Is It Really an Argument?
This seems to leave us with an argument about the destruction of the First Temple. According to the Babylonian Talmud, the city of Jerusalem was breached by the Babylonians on the ninth of Tammuz, while the Jerusalem Talmud maintains that it actually took place on the seventeenth.
This poses a problem, as the Rebbe points out. There cannot argue about facts. When did it happen? On the ninth or the seventeenth? Is it possible that one of them is wrong? Is it possible that we forgot the date of one of the most terrible occurrences in Jewish history? How does this argument make sense?
The Rebbe answers that both dates are, in fact, correct. The Babylonians managed to break a small opening in the wall on the 9th of Tammuz and soldiers were able to file in. But it took another eight days before the walls were brought down, allowing large legions of soldiers to enter and make a decisive victory.

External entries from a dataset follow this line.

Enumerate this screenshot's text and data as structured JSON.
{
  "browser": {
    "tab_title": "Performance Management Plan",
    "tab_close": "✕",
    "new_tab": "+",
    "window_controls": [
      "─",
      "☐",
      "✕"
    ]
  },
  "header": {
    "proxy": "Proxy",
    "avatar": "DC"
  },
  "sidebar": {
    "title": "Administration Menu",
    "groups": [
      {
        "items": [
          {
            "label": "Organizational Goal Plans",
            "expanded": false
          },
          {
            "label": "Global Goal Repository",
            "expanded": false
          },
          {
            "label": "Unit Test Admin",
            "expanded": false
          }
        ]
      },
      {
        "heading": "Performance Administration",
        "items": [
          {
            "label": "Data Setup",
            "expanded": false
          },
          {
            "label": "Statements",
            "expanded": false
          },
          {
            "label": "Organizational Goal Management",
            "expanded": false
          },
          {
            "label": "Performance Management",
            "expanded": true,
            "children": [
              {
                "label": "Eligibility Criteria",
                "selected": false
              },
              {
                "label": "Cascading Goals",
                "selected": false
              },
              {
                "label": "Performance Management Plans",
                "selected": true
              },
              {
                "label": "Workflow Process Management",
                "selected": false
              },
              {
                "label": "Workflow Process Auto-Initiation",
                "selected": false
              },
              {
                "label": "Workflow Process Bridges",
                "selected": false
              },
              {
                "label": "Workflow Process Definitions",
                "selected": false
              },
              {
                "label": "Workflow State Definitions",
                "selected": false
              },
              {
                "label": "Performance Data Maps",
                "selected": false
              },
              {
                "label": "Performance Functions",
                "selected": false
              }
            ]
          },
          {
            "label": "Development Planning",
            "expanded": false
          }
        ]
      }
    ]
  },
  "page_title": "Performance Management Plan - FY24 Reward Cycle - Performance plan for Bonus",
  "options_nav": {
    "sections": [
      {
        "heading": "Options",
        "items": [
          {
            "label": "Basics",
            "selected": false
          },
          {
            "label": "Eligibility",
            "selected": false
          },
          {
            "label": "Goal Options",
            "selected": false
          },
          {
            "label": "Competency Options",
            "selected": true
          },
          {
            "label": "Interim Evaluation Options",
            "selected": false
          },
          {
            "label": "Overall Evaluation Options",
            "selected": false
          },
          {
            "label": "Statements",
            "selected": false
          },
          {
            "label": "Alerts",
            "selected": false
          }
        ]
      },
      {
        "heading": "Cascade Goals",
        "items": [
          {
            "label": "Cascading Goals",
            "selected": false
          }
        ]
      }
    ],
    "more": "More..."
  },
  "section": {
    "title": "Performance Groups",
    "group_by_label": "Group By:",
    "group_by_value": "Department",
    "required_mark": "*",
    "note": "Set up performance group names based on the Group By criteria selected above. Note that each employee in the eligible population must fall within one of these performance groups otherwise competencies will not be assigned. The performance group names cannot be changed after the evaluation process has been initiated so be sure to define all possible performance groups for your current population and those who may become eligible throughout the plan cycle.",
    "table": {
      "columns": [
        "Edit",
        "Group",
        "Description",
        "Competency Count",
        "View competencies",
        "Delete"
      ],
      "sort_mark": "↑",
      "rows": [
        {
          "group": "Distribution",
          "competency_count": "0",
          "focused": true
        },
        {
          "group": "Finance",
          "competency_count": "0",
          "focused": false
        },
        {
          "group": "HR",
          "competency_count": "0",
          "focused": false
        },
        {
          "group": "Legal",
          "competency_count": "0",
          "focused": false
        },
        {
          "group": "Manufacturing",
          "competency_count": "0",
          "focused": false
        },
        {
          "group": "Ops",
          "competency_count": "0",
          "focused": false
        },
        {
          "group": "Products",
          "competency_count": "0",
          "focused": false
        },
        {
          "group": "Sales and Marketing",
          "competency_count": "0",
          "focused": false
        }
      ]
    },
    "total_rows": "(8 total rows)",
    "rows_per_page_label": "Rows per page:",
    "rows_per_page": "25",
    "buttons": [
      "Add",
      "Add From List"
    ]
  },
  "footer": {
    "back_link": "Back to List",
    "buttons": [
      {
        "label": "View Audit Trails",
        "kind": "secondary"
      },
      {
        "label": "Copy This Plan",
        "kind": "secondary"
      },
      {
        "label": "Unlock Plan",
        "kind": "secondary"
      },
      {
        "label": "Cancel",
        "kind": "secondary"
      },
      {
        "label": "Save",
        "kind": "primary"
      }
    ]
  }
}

We fast on the seventeenth, the Rebbe explains, because there was hope for Jerusalem until that date. It was still possible to overpower the soldiers as long as they were only trickling into the city. But by the 17th of Tammuz, that was no longer a possibility; the city had fallen, and there was no way back.
Transform It To Good
Why did G-d orchestrate the events in such a fashion?
The Rebbe gives a fascinating answer:
When G-d begins a punishment or consequence, he always leaves room for change and repentance.
For example: When G-d brought down the Great Flood, the Torah first describes it as a rainfall and only later calls it a flood. Rashi makes note of the difference and explains the G-d was waiting to see whether the people would repent. If the people would return to G-d, He would transform the flood into a rainfall of blessing. Only when they chose not to, did He allow it to become the Great Flood that it was (Noach 7:12).
The IDF has a procedure called “hakesh bagag, knocking on the roof.” Before they bomb a building in Gaza, they send a small rocket on to the roof to warn civilians to evacuate the building. They wait for the people to leave, and then they demolish the building and all the terrorist infrastructure inside.
G-d did the very same thing: He first brought down a rainfall with the hope that they would repent immediately, but when they didn’t, He allowed it to become a flood.
This is not only true about punishments. G-d leaves room for change in positive things as well. For example, if someone has five or six sons and desperately wants a daughter, the Talmud says that you have the ability to pray to change the gender of your child during the first forty days of pregnancy; only afterwards is the gender is set in stone and the prayer is pointless (Brachot 60a).
In the story of Jerusalem, it’s quite an amazing thought: The Jews “miscalculated” by assuming that all was lost when the Babylonians made a small breach in the wall. In truth, even as G-d decrees that Jerusalem be breached and the Temple be destroyed, and even as the enemy was breaking through the walls of the city, G-d looked down like a loving father and gave us another chance. Maybe, after all, we would learn to live in peace with each other and Jerusalem would be saved from destruction.
This is true in our own, everyday lives. We all know that parents always give their children another chance; we need to remember that G-d does so as well.
Sometimes it might seem that a flood is approaching; remember that G-d gives us the power to transform it into a rainfall of blessing.